European security product sales driven by GDPR and high profile hacks

European enterprise security products sales were 8.8% higher in 2018 compared to the previous year.

The latest data from CONTEXT shows that this this growth was seen in revenues from hardware and software and encompassed products designed for large enterprise customers, products aimed at small and medium businesses (SMBs), and others that may be used by either segment.

There was growth across all three main areas: data protection and recovery, end-point security, and enterprise network security.

The greatest increase, of 51.3% year-on-year, was in revenues from data protection and recovery products although this did come from a smaller base.

The biggest impact was in end-point security, which saw year-on-year growth of 12.6% with increased revenues from sales of many products including, for example, security suites.

These generate the largest share of end-point security revenue and, in 2018, standalone and cloud offerings from companies such as Trend Micro, McAfee, Symantec and Check Point saw growth across Western Europe.
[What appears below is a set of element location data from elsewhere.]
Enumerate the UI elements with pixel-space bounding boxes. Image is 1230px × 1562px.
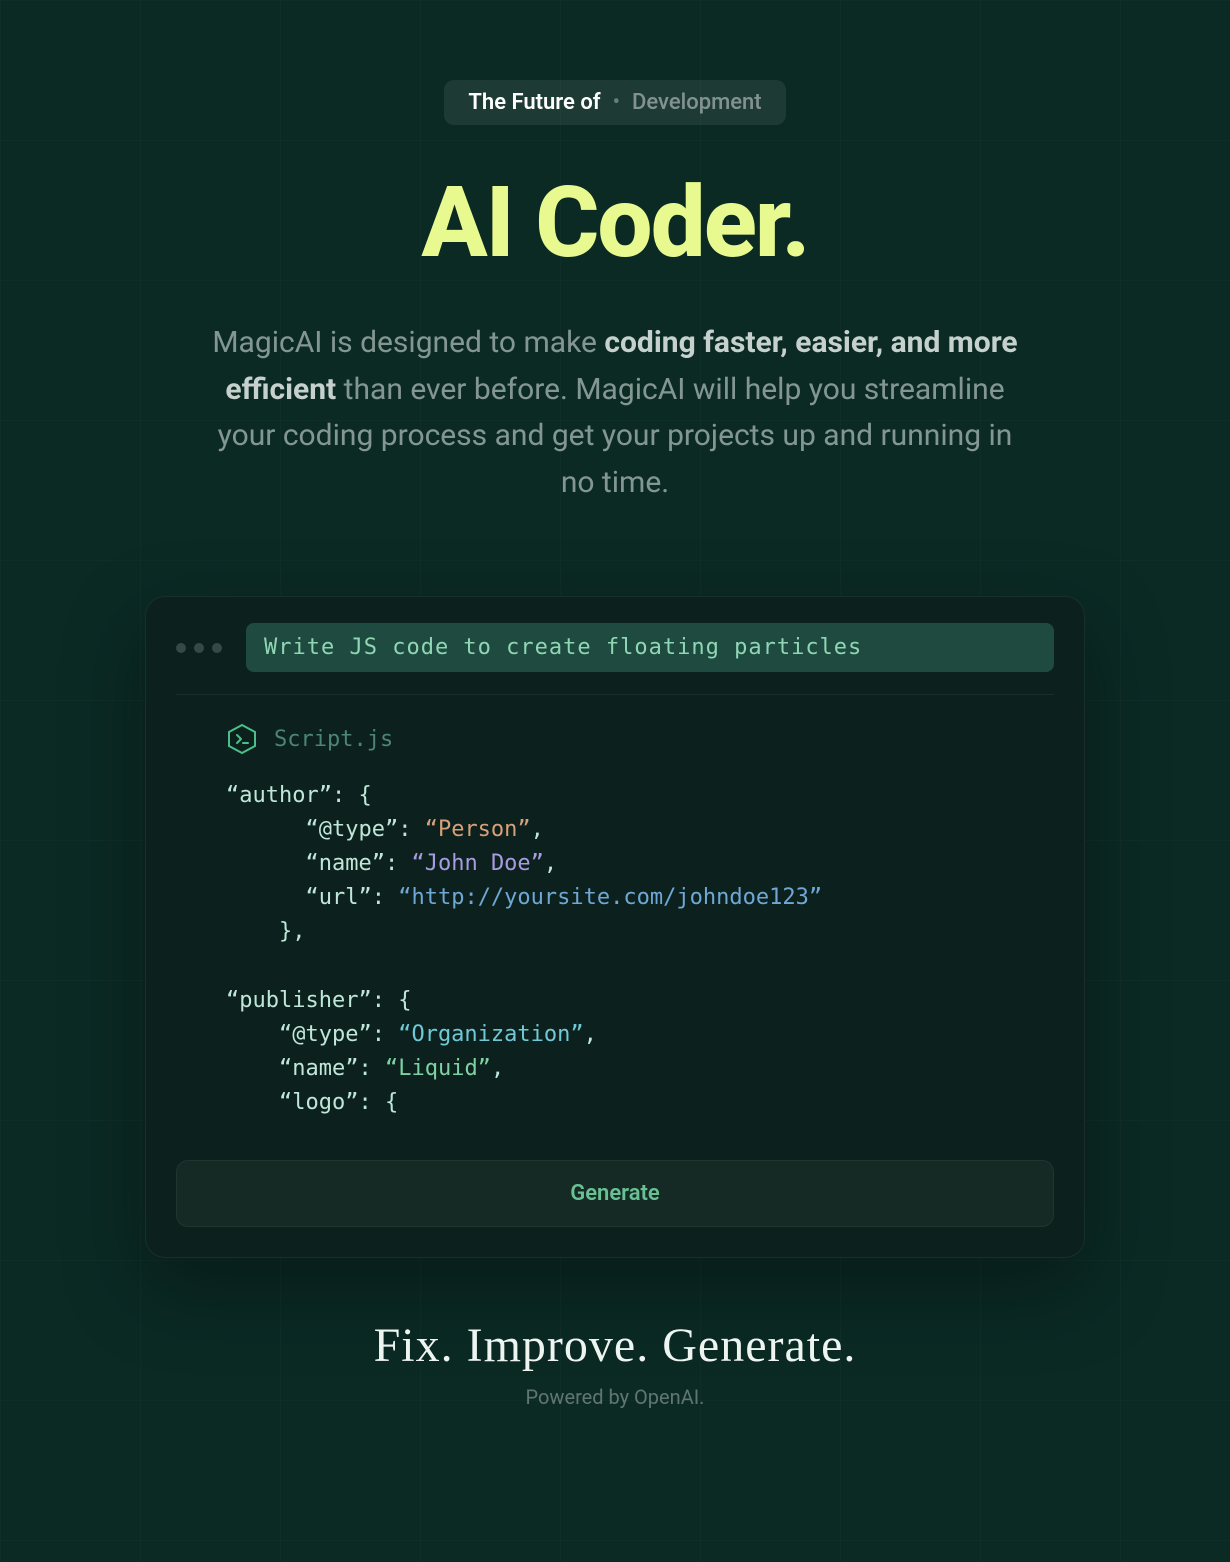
- dot-separator: •: [613, 90, 620, 115]
- pill-prefix: The Future of: [468, 90, 600, 115]
- tagline: Fix. Improve. Generate.: [374, 1318, 857, 1373]
- generate-button[interactable]: Generate: [176, 1160, 1054, 1227]
- context-pill: The Future of • Development: [444, 80, 785, 125]
- code-editor-card: Write JS code to create floating particl…: [145, 596, 1085, 1258]
- traffic-dot: [194, 643, 204, 653]
- lead-pre: MagicAI is designed to make: [212, 325, 604, 360]
- terminal-hex-icon: [226, 723, 258, 755]
- powered-by: Powered by OpenAI.: [526, 1385, 705, 1409]
- file-header: Script.js: [176, 723, 1054, 755]
- lead-post: than ever before. MagicAI will help you …: [218, 372, 1013, 500]
- traffic-dot: [212, 643, 222, 653]
- traffic-dot: [176, 643, 186, 653]
- prompt-input[interactable]: Write JS code to create floating particl…: [246, 623, 1054, 672]
- file-name: Script.js: [274, 727, 393, 752]
- editor-header: Write JS code to create floating particl…: [176, 623, 1054, 695]
- code-block: “author”: { “@type”: “Person”, “name”: “…: [176, 779, 1054, 1120]
- window-traffic-lights: [176, 643, 222, 653]
- lead-paragraph: MagicAI is designed to make coding faste…: [205, 320, 1025, 506]
- hero-title: AI Coder.: [421, 165, 808, 280]
- pill-suffix: Development: [632, 90, 762, 115]
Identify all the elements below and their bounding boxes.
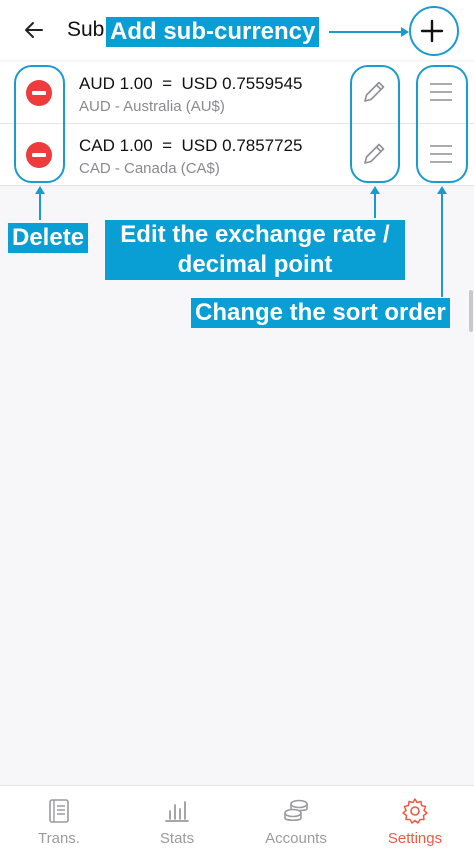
exchange-rate-text: AUD 1.00 = USD 0.7559545	[79, 74, 303, 93]
coins-icon	[284, 799, 308, 822]
callout-edit-arrow	[370, 186, 380, 194]
callout-add-ring	[409, 6, 459, 56]
callout-delete-ring	[14, 65, 65, 183]
nav-label-accounts: Accounts	[265, 830, 327, 847]
callout-add-line	[329, 31, 403, 33]
scrollbar[interactable]	[469, 290, 473, 332]
callout-sort-line	[441, 192, 443, 297]
arrow-left-icon[interactable]	[20, 16, 48, 44]
currency-name: AUD - Australia (AU$)	[79, 98, 225, 115]
callout-add-label: Add sub-currency	[106, 17, 320, 47]
callout-sort-label: Change the sort order	[191, 298, 450, 328]
nav-label-stats: Stats	[159, 830, 195, 847]
nav-label-settings: Settings	[387, 830, 443, 847]
callout-delete-label: Delete	[8, 223, 89, 253]
callout-edit-label: Edit the exchange rate / decimal point	[105, 220, 405, 280]
gear-icon	[402, 798, 428, 824]
bottom-nav: Trans. Stats Accounts Settings	[0, 785, 474, 858]
ledger-icon	[49, 799, 69, 823]
nav-item-stats[interactable]: Stats	[118, 786, 236, 858]
callout-edit-line1: Edit the exchange rate /	[120, 221, 390, 248]
nav-label-trans: Trans.	[38, 830, 80, 847]
nav-item-accounts[interactable]: Accounts	[237, 786, 355, 858]
callout-edit-line2: decimal point	[177, 251, 333, 278]
list-item: CAD 1.00 = USD 0.7857725 CAD - Canada (C…	[0, 124, 474, 186]
page-title: Sub	[67, 18, 105, 41]
callout-sort-ring	[416, 65, 468, 183]
callout-edit-ring	[350, 65, 400, 183]
nav-item-trans[interactable]: Trans.	[0, 786, 118, 858]
list-item: AUD 1.00 = USD 0.7559545 AUD - Australia…	[0, 62, 474, 124]
sub-currency-list: AUD 1.00 = USD 0.7559545 AUD - Australia…	[0, 62, 474, 186]
callout-add-arrow	[401, 27, 409, 37]
callout-sort-arrow	[437, 186, 447, 194]
callout-edit-line	[374, 192, 376, 218]
exchange-rate-text: CAD 1.00 = USD 0.7857725	[79, 136, 303, 155]
nav-item-settings[interactable]: Settings	[356, 786, 474, 858]
callout-delete-arrow	[35, 186, 45, 194]
callout-delete-line	[39, 192, 41, 220]
currency-name: CAD - Canada (CA$)	[79, 160, 220, 177]
bar-chart-icon	[165, 801, 189, 822]
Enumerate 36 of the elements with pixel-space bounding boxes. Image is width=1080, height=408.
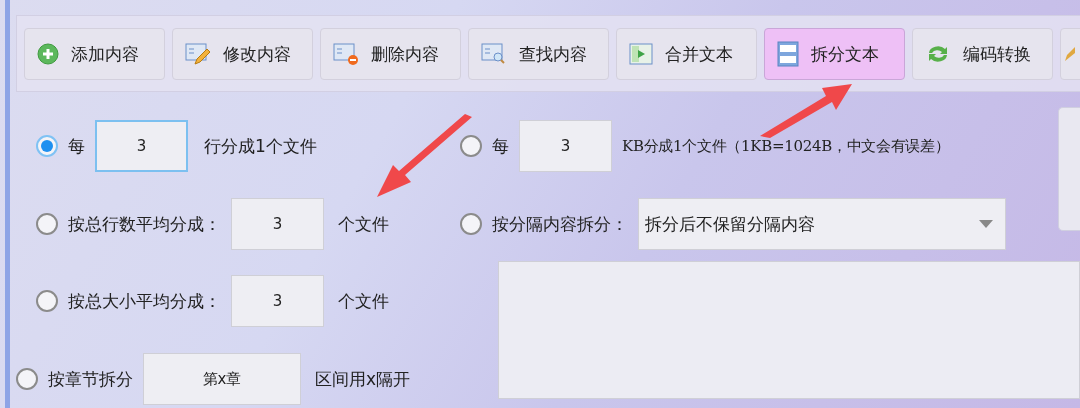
option-suffix: 个文件 [338, 212, 389, 236]
toolbar-button[interactable]: 删除内容 [320, 28, 461, 80]
option-label: 按总大小平均分成： [68, 289, 221, 313]
toolbar-button[interactable]: 修改内容 [172, 28, 313, 80]
radio-button[interactable] [16, 368, 38, 390]
option-label: 按总行数平均分成： [68, 212, 221, 236]
option-label: 按分隔内容拆分： [492, 212, 628, 236]
toolbar-button[interactable]: 编码转换 [912, 28, 1053, 80]
radio-button[interactable] [460, 135, 482, 157]
input-field[interactable]: 3 [95, 120, 188, 172]
option-suffix: 行分成1个文件 [204, 134, 317, 158]
caret-icon [979, 220, 993, 228]
input-field[interactable]: 第x章 [143, 353, 301, 405]
radio-button[interactable] [36, 213, 58, 235]
dropdown[interactable]: 拆分后不保留分隔内容 [638, 198, 1006, 250]
split-icon [777, 41, 799, 67]
input-field[interactable]: 3 [231, 198, 324, 250]
merge-icon [629, 42, 653, 66]
option-suffix: 区间用x隔开 [315, 367, 411, 391]
plus-icon [37, 43, 59, 65]
delete-list-icon [333, 42, 359, 66]
toolbar-button[interactable]: 查找内容 [468, 28, 609, 80]
option-label: 按章节拆分 [48, 367, 133, 391]
input-field[interactable]: 3 [519, 120, 612, 172]
toolbar-button[interactable]: 添加内容 [24, 28, 165, 80]
option-label: 每 [492, 134, 509, 158]
option-suffix: 个文件 [338, 289, 389, 313]
radio-button[interactable] [36, 290, 58, 312]
option-label: 每 [68, 134, 85, 158]
radio-button[interactable] [36, 135, 58, 157]
toolbar-button[interactable]: 合并文本 [616, 28, 757, 80]
search-icon [481, 42, 507, 66]
toolbar-button[interactable]: 拆分文本 [764, 28, 905, 80]
input-field[interactable]: 3 [231, 275, 324, 327]
option-suffix: KB分成1个文件（1KB=1024B，中文会有误差） [622, 136, 950, 156]
radio-button[interactable] [460, 213, 482, 235]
Other growing product segments in this category included authentication, internet security and control management.

Enterprise network security revenues increased by 2.1% with growing sales of F5 Networks’ BIG-IP, Check Point’s 15600 Next Generation Threat Prevention, Blue Coat’s ProxySG S500 and Cisco’s FirePOWER amongst other security appliances.

Revenue from software for both standalone and cloud offerings in this area is becoming increasingly important but revenues from products such as firewall and gateway appliances have declined over the last year.

“The biggest driver for growth in security products will continue to be the General Data Protection Regulation (GDPR), which came into effect across the EU on 25 May 2018”, said Mathias Knoefel, senior enterprise analyst at CONTEXT.

“This, along with high-profile security breaches and hacks affecting large industries, has certainly raised awareness of the threats faced today by all sorts of companies, with some growth peaks during 2018 clearly following media reports of high-profile security leaks or attacks.”

One of the latest high profile security stories is Google’s £44m GDPR fine. 

French data regulator CNIL fined the tech giant for its "lack of transparency, inadequate information and lack of valid consent regarding ads personalisation".

Google says it is "studying the decision" to determine its next steps.